Clatsop Community College
1653 Jerome, Astoria OR 97103
For immediate release
Contact: Carol Knutson-Hawes, English Instructor (503) 338-2501
Holocaust Remembrance Day, Sunday, April 15, 2007
April is National Poetry Month
On Sunday, April 15, 2007 at 7pm at the Coaster Theatre in Cannon Beach, Poet
and Oregon Book Award Winner Willa Schneberg will read from her new book of poetry
Storytelling in Cambodia and from her second collection, In
The Margins Of The
World. Admission is free. Poet Willa Schneberg will speak to students on Monday,
April 16, in Seaside at CCC's South County Center at 8am and in Astoria at Clatsop
Community College's Art Gallery at noon as part of Knutson's students' "Brown
Bag" series. All are welcome; no admission charge; bring your lunch. The
CCC Art Center Gallery can be contacted at (503) 338-2501.
Willa Schneberg was born in Brooklyn, New York. Her book of poems, In The
Margins
Of The World, Plain View Press, was awarded the 2002 Oregon Book Award for Poetry.

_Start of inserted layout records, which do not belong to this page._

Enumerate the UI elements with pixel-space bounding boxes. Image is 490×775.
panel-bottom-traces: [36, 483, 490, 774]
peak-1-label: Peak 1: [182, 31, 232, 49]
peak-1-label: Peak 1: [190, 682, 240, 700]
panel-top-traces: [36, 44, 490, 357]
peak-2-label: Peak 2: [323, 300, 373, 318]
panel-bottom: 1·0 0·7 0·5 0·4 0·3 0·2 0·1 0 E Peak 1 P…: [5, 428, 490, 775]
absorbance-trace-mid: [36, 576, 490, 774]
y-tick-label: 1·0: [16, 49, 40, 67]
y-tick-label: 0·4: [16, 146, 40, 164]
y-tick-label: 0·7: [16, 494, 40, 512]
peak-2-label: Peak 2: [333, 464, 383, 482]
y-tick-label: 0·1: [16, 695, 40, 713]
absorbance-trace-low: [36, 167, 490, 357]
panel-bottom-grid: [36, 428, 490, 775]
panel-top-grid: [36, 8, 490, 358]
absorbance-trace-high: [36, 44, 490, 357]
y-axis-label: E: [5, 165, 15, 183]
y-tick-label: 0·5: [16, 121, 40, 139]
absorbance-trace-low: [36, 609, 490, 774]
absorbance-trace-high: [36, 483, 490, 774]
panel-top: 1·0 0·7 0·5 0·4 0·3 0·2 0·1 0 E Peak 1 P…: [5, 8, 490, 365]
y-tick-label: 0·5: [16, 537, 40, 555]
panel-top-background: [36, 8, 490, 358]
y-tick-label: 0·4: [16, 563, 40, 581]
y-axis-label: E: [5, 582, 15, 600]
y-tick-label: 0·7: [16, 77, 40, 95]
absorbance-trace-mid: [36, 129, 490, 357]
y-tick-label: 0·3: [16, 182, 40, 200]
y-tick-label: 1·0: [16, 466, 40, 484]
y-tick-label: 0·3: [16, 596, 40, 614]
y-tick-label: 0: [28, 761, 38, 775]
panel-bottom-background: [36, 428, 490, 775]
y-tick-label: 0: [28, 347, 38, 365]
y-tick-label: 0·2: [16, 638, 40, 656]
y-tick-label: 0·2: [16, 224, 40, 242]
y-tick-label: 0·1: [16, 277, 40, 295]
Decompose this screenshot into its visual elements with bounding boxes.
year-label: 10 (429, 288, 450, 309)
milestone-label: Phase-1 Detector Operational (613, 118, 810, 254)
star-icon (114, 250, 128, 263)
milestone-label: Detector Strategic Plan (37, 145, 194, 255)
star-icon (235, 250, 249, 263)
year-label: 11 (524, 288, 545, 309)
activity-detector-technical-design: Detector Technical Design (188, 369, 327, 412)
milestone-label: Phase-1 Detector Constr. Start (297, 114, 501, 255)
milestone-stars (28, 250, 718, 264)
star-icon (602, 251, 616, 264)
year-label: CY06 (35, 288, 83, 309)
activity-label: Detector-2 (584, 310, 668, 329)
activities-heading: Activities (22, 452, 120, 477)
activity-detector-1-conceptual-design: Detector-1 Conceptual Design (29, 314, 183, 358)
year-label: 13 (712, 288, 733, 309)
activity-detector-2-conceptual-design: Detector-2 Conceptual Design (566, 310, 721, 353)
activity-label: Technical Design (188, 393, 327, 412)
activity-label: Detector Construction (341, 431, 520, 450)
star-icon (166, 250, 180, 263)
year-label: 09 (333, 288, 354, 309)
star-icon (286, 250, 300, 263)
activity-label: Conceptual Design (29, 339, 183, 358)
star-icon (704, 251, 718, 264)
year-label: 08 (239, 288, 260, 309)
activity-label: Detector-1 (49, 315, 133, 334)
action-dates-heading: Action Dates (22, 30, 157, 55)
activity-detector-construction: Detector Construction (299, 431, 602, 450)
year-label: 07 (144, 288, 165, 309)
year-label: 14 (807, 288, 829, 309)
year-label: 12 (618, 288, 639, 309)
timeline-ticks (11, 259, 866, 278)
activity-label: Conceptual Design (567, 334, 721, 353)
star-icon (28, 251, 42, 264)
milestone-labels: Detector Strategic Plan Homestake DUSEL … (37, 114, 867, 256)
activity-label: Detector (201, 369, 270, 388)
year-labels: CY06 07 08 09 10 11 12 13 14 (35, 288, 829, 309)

Garrison Keillor read “Biscuits” a poem from that volume, on the
Nov. 20th, 2002 and 2003 Writer’s Almanac on National Public Radio in the
U.S. Her first volume of poetry is entitled Box Poems, Alice James Books. She
has won two Oregon Literary Arts Fellowships in poetry, and received a grant
in poetry from the Money for Women/Barbara Deming Memorial Fund. The journals
in which her poems have appeared or will appear are: American Poetry Review,
Tikkun, Salmagundi, Michigan Quarterly Review, Exquisite Corpse, Southern Poetry
Review, Rosebud and Mudfish. Her poems also appear in the following anthologies:
Poets of the World Bearing Witness to the Holocaust; Northwest University Press;
Claiming The Spirit Within: A Sourcebook of Women's Poetry, Beacon Press; Point
of Contact: Disability Art and Culture, University of Michigan Press; Knoxville
Bound: A Collection of Literary Works Inspired by Knoxville, Tennessee, Metropulse
Publishing; The Year’s Best Fantasy and Horror 2006: Nineteenth
Annual
Collection, St. Martin’s Press. In a textbook entitled: Bearing
Witness:
Teaching About The Holocaust, her poetry is discussed along with the poetry of
Carolyn Forche and Sharon Olds. Through Poetry-In-Motion, sponsored by the Poetry
Society of America, an excerpt from one of her poems can be found on busses and
commuter trains in Portland, She is the coordinator and originator of the annual
Jewish Writers’ Reading at the Oregon Jewish Museum in Portland, now in
its six season. She has been a poetry fellow at Yaddo, MacDowell, the Helene
Wurlitzer Foundation in Taos, New Mexico and the Tyrone Guthrie Center in Annaghmakerrig,
Ireland.
Willa is also a ceramic sculptor, photographer, and a clinical social worker
in private practice in Portland, Oregon. She has facilitated visual and poetry
workshops with the chronically mentally ill, the retarded, the aged, and with
public school students through Artists-in-the-Schools programs in Massachusetts,
Oregon, Tennessee and at American military bases in the Far East. From 1992-1993,
she worked with the United Nations Transitional Authority in Cambodia, first
as a District Electoral Supervisor setting up registration sites in Phnom Penh,
and then as a Medical Liaison Officer, providing counseling and arranging repatriation
for UN volunteers from member countries. She judged the 15th Annual Reuben
Rose
International Poetry Competition for Poets who write in English sponsored by "Voices
Israel," and in Dec. 2004 spent a week in Israel, offering talks, readings,
poetry workshops and presiding over the Awards Ceremony. She was guest poet at
the 2005 Tucson, Arizona Poetry Festival the theme of which was visual art and
poetry. She has been giving readings from her new collection Storytelling
in
Cambodia, Calyx Books, Corvallis, Oregon, throughout the U.S. at bookstores,
literary clubs, universities, poetry festivals and Cambodian community centers,
including KGB Bar in New York City and the Cambodian Community Assistance
Associationin Lowell, Massachusetts. In March, she spoke about “poetry of witness” at
Lewis and Clark College in a symposium entitled "Millions of Intricate Moves"-
Artistic and Spiritual Responses to War and Peace” in honor of a line from
one of Oregon Poet Laureate's William Stafford's poems.